Kadınlar genellikle savaşın, büyük ölçüde de cinsel şiddetin mağdurları olarak tasvir edilir. Ama kadınların gücü var. BM Kadın Birimi’ne göre kadınların bir barış sürecine katılması, barışın iki yıldan uzun süre tesis edilme olasılığını %20 oranında artırıyor. BM Güvenlik Konseyi, kadınları çatışmaların çözümüne daha fazla dahil olmaya çağırıyor. Çatışma çözümüne dair güçlü bir taban hareketi örneği, Bosna’da 1995 soykırımından sonra kurulan güçlü bir savunuculuk ve lobicilik grubu olan Srebrenitsa Anneleri’dir.
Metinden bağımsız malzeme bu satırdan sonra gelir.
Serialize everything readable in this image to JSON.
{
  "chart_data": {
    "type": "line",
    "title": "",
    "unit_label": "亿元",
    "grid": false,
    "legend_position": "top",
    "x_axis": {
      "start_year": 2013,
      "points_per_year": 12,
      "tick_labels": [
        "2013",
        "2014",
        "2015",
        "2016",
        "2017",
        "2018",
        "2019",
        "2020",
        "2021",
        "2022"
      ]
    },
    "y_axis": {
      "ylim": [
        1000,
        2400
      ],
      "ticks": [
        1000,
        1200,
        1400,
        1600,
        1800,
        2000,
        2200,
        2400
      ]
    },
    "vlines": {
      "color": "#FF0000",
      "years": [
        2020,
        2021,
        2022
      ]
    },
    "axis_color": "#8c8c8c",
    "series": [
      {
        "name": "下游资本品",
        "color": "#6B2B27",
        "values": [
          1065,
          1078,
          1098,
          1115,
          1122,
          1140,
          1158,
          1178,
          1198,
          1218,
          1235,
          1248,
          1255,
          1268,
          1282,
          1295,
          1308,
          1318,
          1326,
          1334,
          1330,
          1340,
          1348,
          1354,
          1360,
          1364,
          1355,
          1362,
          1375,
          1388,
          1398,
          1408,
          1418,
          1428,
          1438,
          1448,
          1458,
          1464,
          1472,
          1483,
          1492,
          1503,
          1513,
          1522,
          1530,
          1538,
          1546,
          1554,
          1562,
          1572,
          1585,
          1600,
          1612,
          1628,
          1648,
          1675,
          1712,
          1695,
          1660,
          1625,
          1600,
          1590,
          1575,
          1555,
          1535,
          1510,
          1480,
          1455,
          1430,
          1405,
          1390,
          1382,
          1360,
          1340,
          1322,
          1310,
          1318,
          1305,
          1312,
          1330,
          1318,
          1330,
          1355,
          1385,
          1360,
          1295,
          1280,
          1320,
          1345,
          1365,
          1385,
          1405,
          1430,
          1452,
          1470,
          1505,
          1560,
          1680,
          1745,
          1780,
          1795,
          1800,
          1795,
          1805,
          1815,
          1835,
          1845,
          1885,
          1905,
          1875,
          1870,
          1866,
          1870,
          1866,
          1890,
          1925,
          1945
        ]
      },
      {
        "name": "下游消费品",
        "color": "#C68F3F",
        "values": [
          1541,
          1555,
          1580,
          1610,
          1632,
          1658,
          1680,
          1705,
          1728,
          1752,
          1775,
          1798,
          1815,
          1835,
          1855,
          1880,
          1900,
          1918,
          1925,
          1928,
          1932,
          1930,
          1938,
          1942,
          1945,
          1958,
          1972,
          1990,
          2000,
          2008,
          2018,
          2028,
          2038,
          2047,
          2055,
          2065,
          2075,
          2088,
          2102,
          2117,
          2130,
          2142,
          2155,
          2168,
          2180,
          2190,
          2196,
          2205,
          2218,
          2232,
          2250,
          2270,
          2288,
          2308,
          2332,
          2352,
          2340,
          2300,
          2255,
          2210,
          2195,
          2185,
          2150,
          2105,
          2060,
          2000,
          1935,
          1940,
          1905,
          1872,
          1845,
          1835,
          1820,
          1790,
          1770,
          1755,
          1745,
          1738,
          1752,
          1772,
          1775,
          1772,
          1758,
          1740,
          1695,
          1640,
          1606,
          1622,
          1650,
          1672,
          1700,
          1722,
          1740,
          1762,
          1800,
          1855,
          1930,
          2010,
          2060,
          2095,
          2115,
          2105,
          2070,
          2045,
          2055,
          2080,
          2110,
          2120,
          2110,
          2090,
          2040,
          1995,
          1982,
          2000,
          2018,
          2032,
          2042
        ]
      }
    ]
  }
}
BM Kadın Birimi’nin Soğuk Savaş’ın sona ermesinden bu yana 40 barış sürecine ilişkin analizi şunu gösteriyor: ‘Kadınların müzakere süreci üzerinde güçlü bir etki gösterebildikleri durumlarda bir anlaşmaya varılma şansı, kadın gruplarının zayıf ya da hiç etkili olmamasına göre çok daha yüksekti. Kadınların güçlü etkisinin olduğu durumlarda neredeyse her zaman bir anlaşmaya varıldı.”
Onarıcı kadınlar
KBG’yi moda bir kısaltmanın ötesine taşımayı gerçekten istiyorsak, daha fazla kadını sahaya ve ikinci yol süreçlerine hazırlamamız gerekiyor. Kadınlar, bunların nasıl organize edileceğini, kolaylaştırılacağını ve müzakere edileceğini öğrenmeli. Karar alma ile birlikte beceri gerektiren bu faaliyetler çoğu zaman erkeklere bırakıldı. Mali, Güney Sudan ve Orta Afrika Cumhuriyeti gibi yerlerdeki barış süreçlerinde kadınlar ne yazık ki yeterince temsil edilmedi. Sadece uzun ve kanlı bir savaşın ardından barışı sağlayan Kolombiya, kadınların daha iyi temsil edildiği bir örnek.
Barış süreçlerinde daha çeşitli girdiler elde etmek yalnızca olumlu sonuçlara yol açar. Ne de olsa kadınlar genellikle savaşçı değil, parçalanmış bir toplumun parçalarını toplayanlardır. Ne yapılması gerektiğini bilirler. Nasıl iyileştirileceğini ve yıkılmış insanları nasıl onaracaklarını bilirler.
Bence Lysistrata’nın bir kopyası, barışı hayata geçirmek ve başarı grafiği sergilemek amacıyla dikkatlice okunması gereken metaforik bir model olarak her hükümet liderine gönderilmeli. Başroldeki Lysistrata’nın bilgece sözlerini hatırlamalıyız: ‘Şimdiye kadar ve epey bir süre boyunca, siz erkekler ne yaparsanız yapın ses çıkarmamıza izin vermediğiniz için edebimizi koruyarak sessizce acı çektik. … Ama Boiotialı kadınlar, Peloponnesoslu kadınlar ve bizler burada bir araya gelirsek, birlikte Yunanistan’ı kurtarabiliriz.’”
Bu yazı ilk kez 15 Ekim 2021’de yayımlanmıştır.